Having some emergency savings is a great way to prepare for unexpected expenses, especially when things go wrong such as a broken washing machine or boiler. We’ll explain how to build up an emergency savings buffer and how much to save.
What’s in this guide
How to build up your fund
While it’s a good idea to set up your emergency fund as soon as possible, it’s best to keep to what you can afford and try to save regularly.
Saving smaller, regular amounts is often more effective than saving larger amounts now and again. This is because you get into the savings habit, and you’re not overcommitting too much money. It also lets you budget your spending from week to week or month to month more effectively.
If this isn’t possible, save what you can as regularly as you can. Every bit makes a big difference.

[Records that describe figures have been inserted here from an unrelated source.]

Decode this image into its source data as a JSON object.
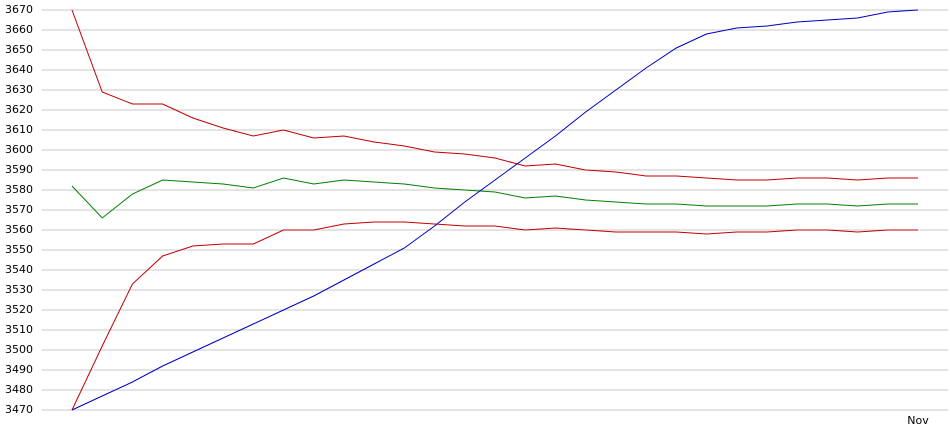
{
  "chart_data": {
    "type": "line",
    "categories": [
      null,
      null,
      null,
      null,
      null,
      null,
      null,
      null,
      null,
      null,
      null,
      null,
      null,
      null,
      null,
      null,
      null,
      null,
      null,
      null,
      null,
      null,
      null,
      null,
      null,
      null,
      null,
      null,
      "Nov"
    ],
    "series": [
      {
        "color": "#c00000",
        "values": [
          3670,
          3629,
          3623,
          3623,
          3616,
          3611,
          3607,
          3610,
          3606,
          3607,
          3604,
          3602,
          3599,
          3598,
          3596,
          3592,
          3593,
          3590,
          3589,
          3587,
          3587,
          3586,
          3585,
          3585,
          3586,
          3586,
          3585,
          3586,
          3586
        ]
      },
      {
        "color": "#008000",
        "values": [
          3582,
          3566,
          3578,
          3585,
          3584,
          3583,
          3581,
          3586,
          3583,
          3585,
          3584,
          3583,
          3581,
          3580,
          3579,
          3576,
          3577,
          3575,
          3574,
          3573,
          3573,
          3572,
          3572,
          3572,
          3573,
          3573,
          3572,
          3573,
          3573
        ]
      },
      {
        "color": "#c00000",
        "values": [
          3470,
          3502,
          3533,
          3547,
          3552,
          3553,
          3553,
          3560,
          3560,
          3563,
          3564,
          3564,
          3563,
          3562,
          3562,
          3560,
          3561,
          3560,
          3559,
          3559,
          3559,
          3558,
          3559,
          3559,
          3560,
          3560,
          3559,
          3560,
          3560
        ]
      },
      {
        "color": "#0000c0",
        "values": [
          3470,
          3477,
          3484,
          3492,
          3499,
          3506,
          3513,
          3520,
          3527,
          3535,
          3543,
          3551,
          3562,
          3574,
          3585,
          3596,
          3607,
          3619,
          3630,
          3641,
          3651,
          3658,
          3661,
          3662,
          3664,
          3665,
          3666,
          3669,
          3670
        ]
      }
    ],
    "ylim": [
      3470,
      3670
    ],
    "yticks": [
      3470,
      3480,
      3490,
      3500,
      3510,
      3520,
      3530,
      3540,
      3550,
      3560,
      3570,
      3580,
      3590,
      3600,
      3610,
      3620,
      3630,
      3640,
      3650,
      3660,
      3670
    ],
    "grid": true
  }
}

Just like you would save for a wedding or a new car, work out how much you need to put aside, and set up a savings standing order or Direct Debit for the right amount.
Visualising your end goal – whether you’re preparing yourself against a car breakdown or replacing an expensive item like the cooker or washing machine – it will help you keep focused and on track as well. Keeping track with a chart up on the wall might help.
If you have debts, you might also decide whether it’s better to pay them off first or save and pay them back at the same time.
Find out more in our guide Should you save or pay off loans and cards
If money is tight and you’re not sure you can save, see our guides:
- How to save money on household bills
- Living on a squeezed income
- review your income and spending with our Budget planner
- if you’re claiming certain benefits, you can also use the Help to Save scheme which gives you a bonus of 50% (half) on savings paid into a Help to Save account.
Once you’ve met your target amount for the emergency fund, you might want to continue with the regular savings amount to fund other savings goals.
Get started now, see our guide How to set a savings goal
How much should I save?
You want to be able to pay for an unexpected repair, but it's also important to have enough savings for tough situations.
For example, if you lost your job or broke up with your partner and needed time to recover, you’d want more than just the cost of a new boiler or washing machine.
The rule of thumb
Remember
Any amount saved will help you if you need to pay for something you weren’t expecting.
A good rule of thumb to give yourself a solid financial cushion is to have three to six months’ essential outgoings available in an instant access savings account.
So, if you spend £1,000 a month on mortgage or rent, food, heating bills and other things you can’t live without, you might aim for £3,000 to £6,000 in emergency savings.
Other ways of dealing with unexpected costs
Insurance is another way to cover unexpected expenses.
Find out more in our guide Protect yourself and your home: shopping for insurance
Pay priority debts before saving for emergencies
It’s great that you’re starting to build up your emergency fund, but before you pile all your spare money into it, make sure you’re ready.
If you have:
- credit card debt
- unauthorised overdraft
- Pay-day loans
- Door-to-door lending or home credit
- arrears on your mortgage repayments.
It would be cheaper in the long run to pay these off first.
But if you’re keeping up with mortgage repayments and any other credit you have is low cost, temporary or well under control, it’s a good idea to add to your emergency fund.